On a hearing, the bill was dismissed with costs and the
plaintiffs appealed to this Court.
Whatever might be the condition on which the plaintiffs
delivered their notes to Wilson, the bank cannot be affected by it
unless it was communicated to the office. The testimony that it was
communicated has great plausibility, but when it is recollected
that the deposit of January, 1806, might be confounded with that of
May, 1805, we are not satisfied that the testimony ought to
countervail the answer of the cashier and the entry on the books of
the bank. We are, however, relieved from the difficulty of deciding
on a doubtful fact by an objection taken by the appellees to the
action.
The plaintiffs who unite in this suit claim the return of money
paid by them severally on distinct promissory notes. They are
several contracts having no connection with each other. These
parties cannot, we think, join their claims in the same bill.
Page 33 U. S. 127
The appellants contend that several creditors may unite in a
suit to attach the effects of an absent debtor.

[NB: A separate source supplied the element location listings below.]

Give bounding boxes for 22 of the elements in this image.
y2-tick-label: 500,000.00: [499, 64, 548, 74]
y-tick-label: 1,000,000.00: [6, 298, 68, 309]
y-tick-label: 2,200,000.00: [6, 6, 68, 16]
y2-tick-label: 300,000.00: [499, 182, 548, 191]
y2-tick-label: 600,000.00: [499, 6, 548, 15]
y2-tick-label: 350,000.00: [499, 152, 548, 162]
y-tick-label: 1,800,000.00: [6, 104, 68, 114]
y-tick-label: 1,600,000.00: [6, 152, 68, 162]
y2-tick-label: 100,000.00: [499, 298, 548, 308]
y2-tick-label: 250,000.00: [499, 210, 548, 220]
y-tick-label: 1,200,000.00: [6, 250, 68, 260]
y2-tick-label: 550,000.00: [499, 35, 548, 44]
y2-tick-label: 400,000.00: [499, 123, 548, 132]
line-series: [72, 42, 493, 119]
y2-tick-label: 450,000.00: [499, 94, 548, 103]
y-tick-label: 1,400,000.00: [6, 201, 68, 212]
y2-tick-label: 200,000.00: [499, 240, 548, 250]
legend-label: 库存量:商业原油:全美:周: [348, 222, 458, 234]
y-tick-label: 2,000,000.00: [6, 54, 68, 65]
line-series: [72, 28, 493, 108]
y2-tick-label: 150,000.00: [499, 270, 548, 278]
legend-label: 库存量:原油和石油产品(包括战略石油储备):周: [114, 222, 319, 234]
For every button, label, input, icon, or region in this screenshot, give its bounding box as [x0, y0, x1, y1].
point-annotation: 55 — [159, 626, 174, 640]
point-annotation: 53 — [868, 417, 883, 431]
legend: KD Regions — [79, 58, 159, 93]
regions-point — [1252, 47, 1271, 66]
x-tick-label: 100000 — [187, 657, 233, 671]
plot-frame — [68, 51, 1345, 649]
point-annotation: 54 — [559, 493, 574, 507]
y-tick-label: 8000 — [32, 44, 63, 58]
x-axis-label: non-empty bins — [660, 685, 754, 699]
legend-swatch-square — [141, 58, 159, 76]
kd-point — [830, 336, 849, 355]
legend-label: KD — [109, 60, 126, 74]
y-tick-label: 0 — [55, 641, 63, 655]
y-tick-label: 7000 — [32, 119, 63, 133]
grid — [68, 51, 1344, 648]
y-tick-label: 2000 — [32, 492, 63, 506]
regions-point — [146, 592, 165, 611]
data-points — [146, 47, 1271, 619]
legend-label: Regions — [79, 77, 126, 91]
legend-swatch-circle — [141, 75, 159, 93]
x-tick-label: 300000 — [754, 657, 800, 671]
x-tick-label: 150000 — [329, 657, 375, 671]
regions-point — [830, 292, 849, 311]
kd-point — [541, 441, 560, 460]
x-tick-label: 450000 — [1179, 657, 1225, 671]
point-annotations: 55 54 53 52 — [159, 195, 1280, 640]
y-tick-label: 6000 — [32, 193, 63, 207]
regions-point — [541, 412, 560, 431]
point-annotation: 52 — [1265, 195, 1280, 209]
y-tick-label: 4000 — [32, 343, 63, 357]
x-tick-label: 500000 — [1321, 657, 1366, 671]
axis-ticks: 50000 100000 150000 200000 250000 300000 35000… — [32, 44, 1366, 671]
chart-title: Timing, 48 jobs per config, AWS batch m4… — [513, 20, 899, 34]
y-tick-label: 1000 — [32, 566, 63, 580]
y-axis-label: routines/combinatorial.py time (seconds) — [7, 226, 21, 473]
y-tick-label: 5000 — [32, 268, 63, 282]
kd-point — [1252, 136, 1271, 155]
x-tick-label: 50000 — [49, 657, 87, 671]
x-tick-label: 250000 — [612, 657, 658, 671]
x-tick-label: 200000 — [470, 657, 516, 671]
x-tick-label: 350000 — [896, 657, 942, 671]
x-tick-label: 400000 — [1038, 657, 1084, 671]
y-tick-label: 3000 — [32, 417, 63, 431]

We do not think so.
They may file their separate claims and be allowed payment out of
the same fund, but cannot unite in the same original bill.
The decree of the circuit court is
Affirmed with costs.
This cause came on to be heard on the transcript of the record
from the Circuit Court of the United States for the District of
Columbia holden in and for the County of Alexandria, and was argued
by counsel, on consideration whereof it is ordered and decreed by
this Court that the decree of the said circuit court in this cause
be and the same is hereby affirmed with costs.